During the morning scrum, our boss, the CTO, joined us. This is not something he does normally. He then announced that he had handed in his resignation from the company and would be leaving on July 1st. He then launched into a surprisingly frank (and F-bomb-punctuated) list of grievances and slights, most of them concerning a product he'd helped build that had gone on to make the company $20 million. Evidently he wasn't included in the option package extended to some employees in our corporate conglomerate prior to a recapitalization, an option package that netted me something like sixteen thousand dollars.
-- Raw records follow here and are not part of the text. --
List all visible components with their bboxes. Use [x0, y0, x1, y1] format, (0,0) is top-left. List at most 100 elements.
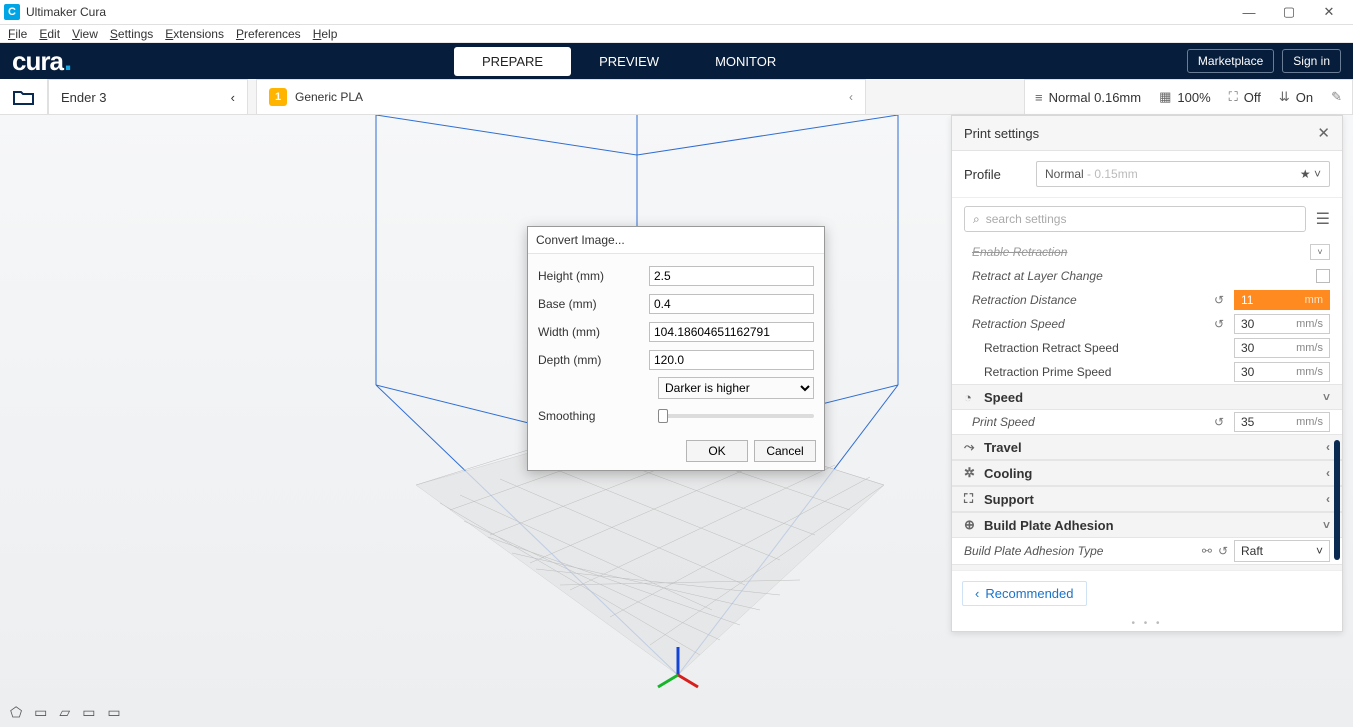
star-chevron-icon: ★ ˅ [1300, 167, 1321, 181]
print-settings-panel: Print settings ✕ Profile Normal - 0.15mm… [951, 115, 1343, 632]
panel-header: Print settings ✕ [952, 116, 1342, 151]
link-icon[interactable]: ⚯ [1202, 544, 1212, 558]
width-input[interactable] [649, 322, 814, 342]
reset-icon[interactable]: ↺ [1210, 317, 1228, 331]
adhesion-icon: ⊕ [964, 517, 984, 533]
reset-icon[interactable]: ↺ [1210, 415, 1228, 429]
adhesion-type-select[interactable]: Raft ˅ [1234, 540, 1330, 562]
setting-print-speed: Print Speed ↺ 35 mm/s [964, 410, 1330, 434]
chevron-left-icon: ‹ [231, 90, 235, 105]
reset-icon[interactable]: ↺ [1218, 544, 1228, 558]
marketplace-button[interactable]: Marketplace [1187, 49, 1274, 73]
view-iso-icon[interactable]: ⬠ [10, 704, 22, 721]
depth-input[interactable] [649, 350, 814, 370]
reset-icon[interactable]: ↺ [1210, 293, 1228, 307]
view-shelf: ⬠ ▭ ▱ ▭ ▭ [10, 704, 121, 721]
settings-menu-button[interactable]: ☰ [1316, 209, 1330, 229]
retraction-prime-speed-input[interactable]: 30 mm/s [1234, 362, 1330, 382]
search-row: ⌕ search settings ☰ [952, 198, 1342, 240]
extruder-badge: 1 [269, 88, 287, 106]
settings-body: Enable Retraction ˅ Retract at Layer Cha… [952, 240, 1342, 570]
support-icon: ⛶ [964, 491, 984, 507]
menu-settings[interactable]: Settings [104, 27, 159, 41]
search-icon: ⌕ [973, 212, 980, 227]
resize-handle[interactable]: • • • [952, 616, 1342, 631]
slider-thumb[interactable] [658, 409, 668, 423]
setting-retraction-distance: Retraction Distance ↺ 11 mm [964, 288, 1330, 312]
chevron-left-icon: ‹ [849, 90, 853, 104]
convert-image-dialog: Convert Image... Height (mm) Base (mm) W… [527, 226, 825, 471]
logo-dot-icon: . [64, 51, 71, 71]
chevron-down-icon: ˅ [1323, 390, 1330, 404]
panel-title: Print settings [964, 126, 1039, 141]
chevron-down-icon: ˅ [1316, 544, 1323, 558]
close-panel-button[interactable]: ✕ [1317, 124, 1330, 142]
summary-profile: ≡ Normal 0.16mm [1035, 90, 1141, 105]
category-cooling[interactable]: ✲ Cooling ‹ [952, 460, 1342, 486]
category-dual-extrusion[interactable]: ⚗ Dual Extrusion ‹ [952, 564, 1342, 570]
ok-button[interactable]: OK [686, 440, 748, 462]
depth-label: Depth (mm) [538, 353, 641, 367]
print-settings-summary[interactable]: ≡ Normal 0.16mm ▦ 100% ⛶ Off ⇊ On ✎ [1024, 79, 1353, 115]
smoothing-slider[interactable] [658, 414, 814, 418]
printer-name: Ender 3 [61, 90, 107, 105]
retraction-speed-input[interactable]: 30 mm/s [1234, 314, 1330, 334]
retraction-retract-speed-input[interactable]: 30 mm/s [1234, 338, 1330, 358]
profile-select[interactable]: Normal - 0.15mm ★ ˅ [1036, 161, 1330, 187]
open-file-button[interactable] [0, 79, 48, 114]
tab-monitor[interactable]: MONITOR [687, 47, 804, 76]
setting-retract-layer-change: Retract at Layer Change [964, 264, 1330, 288]
category-speed[interactable]: ◔ Speed ˅ [952, 384, 1342, 410]
chevron-left-icon: ‹ [1326, 440, 1330, 454]
search-settings-input[interactable]: ⌕ search settings [964, 206, 1306, 232]
chevron-down-icon[interactable]: ˅ [1310, 244, 1330, 260]
category-build-plate-adhesion[interactable]: ⊕ Build Plate Adhesion ˅ [952, 512, 1342, 538]
close-window-button[interactable]: ✕ [1309, 4, 1349, 20]
edit-icon[interactable]: ✎ [1331, 89, 1342, 105]
menu-file[interactable]: File [2, 27, 33, 41]
app-icon: C [4, 4, 20, 20]
category-travel[interactable]: ⤳ Travel ‹ [952, 434, 1342, 460]
menu-extensions[interactable]: Extensions [159, 27, 230, 41]
width-label: Width (mm) [538, 325, 641, 339]
profile-row: Profile Normal - 0.15mm ★ ˅ [952, 151, 1342, 198]
tab-prepare[interactable]: PREPARE [454, 47, 571, 76]
menu-bar: File Edit View Settings Extensions Prefe… [0, 25, 1353, 43]
checkbox[interactable] [1316, 269, 1330, 283]
chevron-left-icon: ‹ [1326, 466, 1330, 480]
dual-extrusion-icon: ⚗ [964, 569, 984, 570]
menu-edit[interactable]: Edit [33, 27, 66, 41]
material-selector[interactable]: 1 Generic PLA ‹ [256, 79, 866, 115]
chevron-left-icon: ‹ [975, 586, 979, 601]
setting-enable-retraction: Enable Retraction ˅ [964, 240, 1330, 264]
print-speed-input[interactable]: 35 mm/s [1234, 412, 1330, 432]
view-right-icon[interactable]: ▭ [107, 704, 120, 721]
scrollbar-thumb[interactable] [1334, 440, 1340, 560]
tab-preview[interactable]: PREVIEW [571, 47, 687, 76]
setting-retraction-retract-speed: Retraction Retract Speed 30 mm/s [964, 336, 1330, 360]
menu-preferences[interactable]: Preferences [230, 27, 307, 41]
maximize-button[interactable]: ▢ [1269, 4, 1309, 20]
base-label: Base (mm) [538, 297, 641, 311]
signin-button[interactable]: Sign in [1282, 49, 1341, 73]
view-front-icon[interactable]: ▭ [34, 704, 47, 721]
view-top-icon[interactable]: ▱ [59, 704, 70, 721]
category-support[interactable]: ⛶ Support ‹ [952, 486, 1342, 512]
mode-select[interactable]: Darker is higher [658, 377, 814, 399]
base-input[interactable] [649, 294, 814, 314]
printer-selector[interactable]: Ender 3 ‹ [48, 79, 248, 115]
recommended-button[interactable]: ‹ Recommended [962, 581, 1087, 606]
height-input[interactable] [649, 266, 814, 286]
summary-support: ⛶ Off [1229, 89, 1261, 105]
cancel-button[interactable]: Cancel [754, 440, 816, 462]
speed-icon: ◔ [964, 390, 984, 405]
menu-help[interactable]: Help [307, 27, 344, 41]
view-left-icon[interactable]: ▭ [82, 704, 95, 721]
retraction-distance-input[interactable]: 11 mm [1234, 290, 1330, 310]
height-label: Height (mm) [538, 269, 641, 283]
menu-view[interactable]: View [66, 27, 104, 41]
chevron-down-icon: ˅ [1323, 518, 1330, 532]
smoothing-label: Smoothing [538, 409, 650, 423]
panel-footer: ‹ Recommended [952, 570, 1342, 616]
minimize-button[interactable]: — [1229, 5, 1269, 20]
And then he found himself at a meeting where employees that had been included were chuckling about it amongst each other. "Must be nice!" he'd said. That's the kind of guy he is, a little rough around the edges and speaking with a thick Boston accent. He looks like a shrunken old man, but, he told us today, he's 48. Six years younger than me! He said he'd accepted an offer at another job, so it sounds like he's landing on his feet.
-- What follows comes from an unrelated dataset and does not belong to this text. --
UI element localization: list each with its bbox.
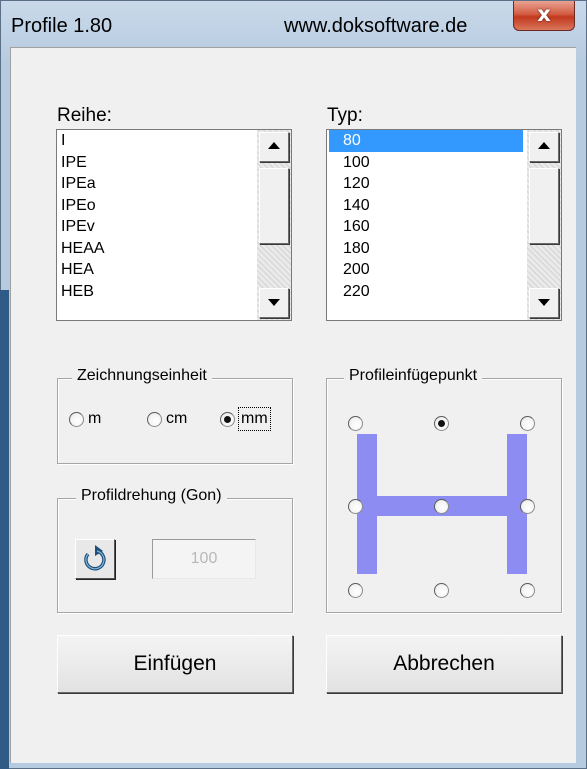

My brother Don doesn't call me very often these days, but he did today. He did this because he was concerned from some disinformation he'd evidently seen in one of the many "movies" (as he calls them) that he watches on his phone. The disinformation was that cellphones signals cause bad things to happen to the people they pass through. I quickly told him that this was absurd, that the only thing cellphone signals can do to human tissue is to make it warmer. But the energy in these signals is so low that even this effect is tiny. "It's non-ionizing radiation," I explained. Don doesn't really understand what an ion is and how they are formed, and I didn't feel like taking the time to explain it all. So I stressed that what he'd heard was wrong. "But the woman in the video," he said (a weak form of the appeal-to-authority fallacy). "Don," I said, "anybody can make a video. That woman is wrong!" At some point I was tired of talking about this, so I said, "Look, Don, if you're worried about cellphone signals, don't use your phone so much."
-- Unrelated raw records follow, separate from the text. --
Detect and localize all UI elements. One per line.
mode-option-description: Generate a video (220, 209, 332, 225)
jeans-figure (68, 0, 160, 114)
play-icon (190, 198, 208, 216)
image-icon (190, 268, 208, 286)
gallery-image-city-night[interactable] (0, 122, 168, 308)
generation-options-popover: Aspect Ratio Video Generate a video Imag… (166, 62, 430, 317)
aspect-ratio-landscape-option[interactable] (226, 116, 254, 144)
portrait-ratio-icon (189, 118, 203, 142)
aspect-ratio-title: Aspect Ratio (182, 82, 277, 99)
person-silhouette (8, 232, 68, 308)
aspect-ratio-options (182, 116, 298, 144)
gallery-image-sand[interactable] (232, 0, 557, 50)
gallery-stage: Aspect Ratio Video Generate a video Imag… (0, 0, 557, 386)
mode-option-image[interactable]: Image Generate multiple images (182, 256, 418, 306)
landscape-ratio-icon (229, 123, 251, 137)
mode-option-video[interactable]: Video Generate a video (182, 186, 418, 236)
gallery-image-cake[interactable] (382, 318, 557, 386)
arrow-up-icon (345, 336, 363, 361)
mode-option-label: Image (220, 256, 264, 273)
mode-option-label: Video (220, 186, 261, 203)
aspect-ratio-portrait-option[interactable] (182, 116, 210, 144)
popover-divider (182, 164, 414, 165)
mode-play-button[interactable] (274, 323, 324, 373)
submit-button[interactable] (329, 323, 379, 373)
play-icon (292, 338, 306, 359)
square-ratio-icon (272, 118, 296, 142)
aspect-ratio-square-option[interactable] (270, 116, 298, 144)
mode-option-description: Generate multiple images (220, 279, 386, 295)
Gretchen came home while I was in the bathtub and made us a delicious meal of some sort of Asian leaf vegetable from the garden sauteed with soy curls. We ate it during Jeopardy! and watched another episode of season 3 of Barry. Gretchen had heard from Powerful, who is still down at Westchester Medical Center. It seems he's contracted C. diff, a difficult-to-fight bacteria. As with most infections, he is more susceptible than we are because of the immune-suppressant drugs he has to take to avoid rejecting his implanted heart.